In light of the glowing reviews which offers this film up as the second coming of re-imagined action (sorry, that tag was already taken by Wanted, and it’s not giving it back anytime soon) Hanna has a lot going for it. It’s a weird post-modern fable where our lead is like Rapunzel and Snow White except with a handy capability of killing her potential nemesis. The training material at the beginning has a nice rustic feel, especially with Bana playing Unibomber Yoda. By the time the electronic beacon is activated and Blanchett is poking at her gum-line with blood inducing anxiety, we are ready for the promised wild ride. But then Hanna decides to hem and haw. It takes our supposedly capable killbot and puts her in Morocco, forced to fend for herself in a world rife with such illogically foreign concepts as television, radios, and fluorescent lights. It makes no sense to see Hanna having a fit over these things.

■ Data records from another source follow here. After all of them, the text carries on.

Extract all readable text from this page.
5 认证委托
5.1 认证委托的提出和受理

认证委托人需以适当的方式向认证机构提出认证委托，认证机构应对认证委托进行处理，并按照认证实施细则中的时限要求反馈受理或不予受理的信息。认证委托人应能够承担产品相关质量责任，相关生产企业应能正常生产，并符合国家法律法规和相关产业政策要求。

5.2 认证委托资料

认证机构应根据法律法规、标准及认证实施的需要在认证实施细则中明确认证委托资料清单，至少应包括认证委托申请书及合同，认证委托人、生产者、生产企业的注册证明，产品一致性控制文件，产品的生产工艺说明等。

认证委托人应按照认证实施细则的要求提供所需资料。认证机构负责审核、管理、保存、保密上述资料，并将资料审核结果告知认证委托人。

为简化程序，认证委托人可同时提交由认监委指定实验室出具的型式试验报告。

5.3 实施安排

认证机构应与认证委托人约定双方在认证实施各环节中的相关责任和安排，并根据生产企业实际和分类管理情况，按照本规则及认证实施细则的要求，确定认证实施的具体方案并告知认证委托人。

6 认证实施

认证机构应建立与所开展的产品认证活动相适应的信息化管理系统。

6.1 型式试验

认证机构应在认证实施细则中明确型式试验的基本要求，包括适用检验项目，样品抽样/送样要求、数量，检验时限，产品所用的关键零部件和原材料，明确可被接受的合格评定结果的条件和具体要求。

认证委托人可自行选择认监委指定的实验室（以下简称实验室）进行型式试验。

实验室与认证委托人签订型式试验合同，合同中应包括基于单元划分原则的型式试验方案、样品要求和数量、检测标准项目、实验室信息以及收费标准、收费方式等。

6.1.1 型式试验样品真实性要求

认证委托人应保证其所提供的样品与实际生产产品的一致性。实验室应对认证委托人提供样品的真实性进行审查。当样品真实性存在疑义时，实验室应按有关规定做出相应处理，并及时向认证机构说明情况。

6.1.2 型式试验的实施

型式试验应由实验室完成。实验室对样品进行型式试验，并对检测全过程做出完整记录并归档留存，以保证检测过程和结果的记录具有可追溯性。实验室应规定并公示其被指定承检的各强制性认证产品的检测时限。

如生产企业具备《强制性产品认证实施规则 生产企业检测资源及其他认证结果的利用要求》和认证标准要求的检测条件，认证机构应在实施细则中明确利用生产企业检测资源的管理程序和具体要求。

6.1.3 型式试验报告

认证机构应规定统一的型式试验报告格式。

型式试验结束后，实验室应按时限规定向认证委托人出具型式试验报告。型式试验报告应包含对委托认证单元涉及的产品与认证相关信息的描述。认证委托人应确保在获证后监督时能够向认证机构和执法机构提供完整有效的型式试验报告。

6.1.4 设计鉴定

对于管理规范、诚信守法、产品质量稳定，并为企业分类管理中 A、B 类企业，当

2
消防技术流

Wouldn’t a Daddy who delights in drilling his pupil with various version of facts and foreign lexicons have explained things like, say, an electric kettle?

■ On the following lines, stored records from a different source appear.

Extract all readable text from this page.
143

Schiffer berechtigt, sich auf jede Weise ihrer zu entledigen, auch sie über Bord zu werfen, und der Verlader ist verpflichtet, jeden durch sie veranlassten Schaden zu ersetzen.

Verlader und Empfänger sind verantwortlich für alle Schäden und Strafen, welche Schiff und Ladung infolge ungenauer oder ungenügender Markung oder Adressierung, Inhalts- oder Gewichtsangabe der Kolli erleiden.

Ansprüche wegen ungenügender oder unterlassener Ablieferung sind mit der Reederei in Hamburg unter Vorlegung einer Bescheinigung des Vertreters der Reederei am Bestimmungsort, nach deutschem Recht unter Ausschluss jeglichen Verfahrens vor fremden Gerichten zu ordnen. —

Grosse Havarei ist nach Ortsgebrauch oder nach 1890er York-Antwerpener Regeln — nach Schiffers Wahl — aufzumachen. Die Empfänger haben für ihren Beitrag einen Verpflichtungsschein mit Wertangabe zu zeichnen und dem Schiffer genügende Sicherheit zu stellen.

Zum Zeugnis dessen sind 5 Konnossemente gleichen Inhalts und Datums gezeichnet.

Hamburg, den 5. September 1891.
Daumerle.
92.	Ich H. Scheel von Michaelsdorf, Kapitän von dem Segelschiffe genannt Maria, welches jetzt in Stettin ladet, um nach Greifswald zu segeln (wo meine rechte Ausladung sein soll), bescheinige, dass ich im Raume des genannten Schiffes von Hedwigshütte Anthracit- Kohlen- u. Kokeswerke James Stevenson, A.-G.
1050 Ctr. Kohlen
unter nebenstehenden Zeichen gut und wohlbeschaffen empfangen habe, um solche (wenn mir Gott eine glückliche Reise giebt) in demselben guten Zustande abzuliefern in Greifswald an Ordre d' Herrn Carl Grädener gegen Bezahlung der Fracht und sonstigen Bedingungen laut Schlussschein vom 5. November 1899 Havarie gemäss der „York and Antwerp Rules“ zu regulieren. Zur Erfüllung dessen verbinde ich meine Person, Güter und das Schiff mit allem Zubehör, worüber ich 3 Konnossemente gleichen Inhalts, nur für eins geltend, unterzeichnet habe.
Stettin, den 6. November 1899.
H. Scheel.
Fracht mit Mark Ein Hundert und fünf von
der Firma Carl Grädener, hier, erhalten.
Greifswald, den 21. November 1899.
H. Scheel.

Well, Hanna never stops to address such inconsistencies. Instead, it’s entire second act meanders around like Karl Pilkington on a cook’s tour. The biggest mistake the script by David Farr and Seth Lochhead makes is avoiding the possibilities in a contemporized “Once Upon a Time” to go traveling with a family of English idiots. From the matriarch who believes in parenting concepts so lenient and New Age that California soccer moms are jealous to a father who defends a damn good thrashing, we are stuck in the middle of a bad BBC dramedy. Then the cheeky, sexed up little slag of a daughter shows up to lower the IQ level even more. She’s fascinated by Hanna…and pop culture…and pop idols…and pop media…and she never shuts up about it. Even when she manages to take our lost little girl into the caravan with them, Sophie just can’t cooperate. She has to ruin every scene with her thick tongued drone, turning a good 40 minutes of movie run time into the worst holiday video ever!

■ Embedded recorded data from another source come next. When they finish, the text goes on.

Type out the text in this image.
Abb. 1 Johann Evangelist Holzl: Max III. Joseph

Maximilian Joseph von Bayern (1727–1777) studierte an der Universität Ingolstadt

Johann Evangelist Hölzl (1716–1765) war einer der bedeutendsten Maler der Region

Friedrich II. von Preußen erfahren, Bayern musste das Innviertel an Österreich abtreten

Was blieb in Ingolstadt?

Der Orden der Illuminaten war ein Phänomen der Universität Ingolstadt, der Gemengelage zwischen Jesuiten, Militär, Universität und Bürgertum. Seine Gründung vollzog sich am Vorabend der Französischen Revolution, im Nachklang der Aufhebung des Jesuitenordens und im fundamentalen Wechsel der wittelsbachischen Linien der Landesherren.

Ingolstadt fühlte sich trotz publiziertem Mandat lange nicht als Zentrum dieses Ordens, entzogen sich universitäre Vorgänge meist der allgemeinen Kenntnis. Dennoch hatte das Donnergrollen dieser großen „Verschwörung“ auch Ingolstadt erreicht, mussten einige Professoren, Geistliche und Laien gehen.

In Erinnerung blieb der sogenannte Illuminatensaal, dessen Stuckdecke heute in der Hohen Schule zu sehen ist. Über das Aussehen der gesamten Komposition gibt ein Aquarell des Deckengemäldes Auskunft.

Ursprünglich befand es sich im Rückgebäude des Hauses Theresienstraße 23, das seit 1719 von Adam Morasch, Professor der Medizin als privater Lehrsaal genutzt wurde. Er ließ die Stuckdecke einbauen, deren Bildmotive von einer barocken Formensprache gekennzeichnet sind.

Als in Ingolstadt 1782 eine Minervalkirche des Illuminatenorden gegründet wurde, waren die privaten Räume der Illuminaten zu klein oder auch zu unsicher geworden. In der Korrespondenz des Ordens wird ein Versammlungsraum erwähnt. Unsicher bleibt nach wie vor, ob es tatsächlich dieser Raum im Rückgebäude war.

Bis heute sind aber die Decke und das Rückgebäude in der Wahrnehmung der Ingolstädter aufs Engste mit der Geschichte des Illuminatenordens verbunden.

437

Luckily, the last act of the movie almost saves things. The use of the abandoned park is a stroke of symbolic genius, and the events that take place there illustrate just how strong something like Hanna could have been. When it plays by the rules of the genre it is riffing on, the movie makes a strong case for itself. When it decides to dive into the angst of a sheltered adolescent teen and her UK pals, it’s pathetic. Even the introduction of the excellent Tom Hollander as the ultimate slimeball Eurotrash assassin can’t right the course. Instead, he finds his wicked ways wasted in chase scenes that don’t pay off and a foot chase through a shipyard that ends without real rhyme or reason. By the time he arrives at the Grimms shindig to add to the mayhem, we’ve forgotten why Blanchett’s character hired him in the first place (maybe because he has access to all the jack-boot wearing skinheads in the EU?).
At least Joe Wright doesn’t completely disappoint behind the lens. His aggressive style suggests one too many viewings of countryman Danny Boyle’s catalog, but at least he’s cribbing the best bits. There’s none of the showboating sentimentality from The Soloist on display, and he even finds a way to make the most of his Atonement trademarked long tack (Bana has a subway rumble that appears to be shot in one continuous circling motion). In this case, he is stifled by the script. Hanna could have gone anywhere - literally. This is one little princess who could quickly process any information and size up the situation within a couple of conversations. Better yet, it could have built on the entire “Happily Ever After” dynamic and delivered the kind of undeniable novelty it pretends to be.
In 1998, Tom Tykwer, used a video game POV to turn the story of a strong independent German gal defending her boyfriend into the multifaceted masterwork Run, Lola, Run. Last year, critics were up in arms over Kick-Ass, and specifically the character of Hit-Girl, who was everything Hanna is (and isn’t) plus the gratuitous dropping of the c-bomb. Apparently, approach is everything. For many, this movie will be one great big tease. Those who sync in will celebrate its audacity. Somewhere in the middle lies the truth - as well as the reason the film ultimately unravels.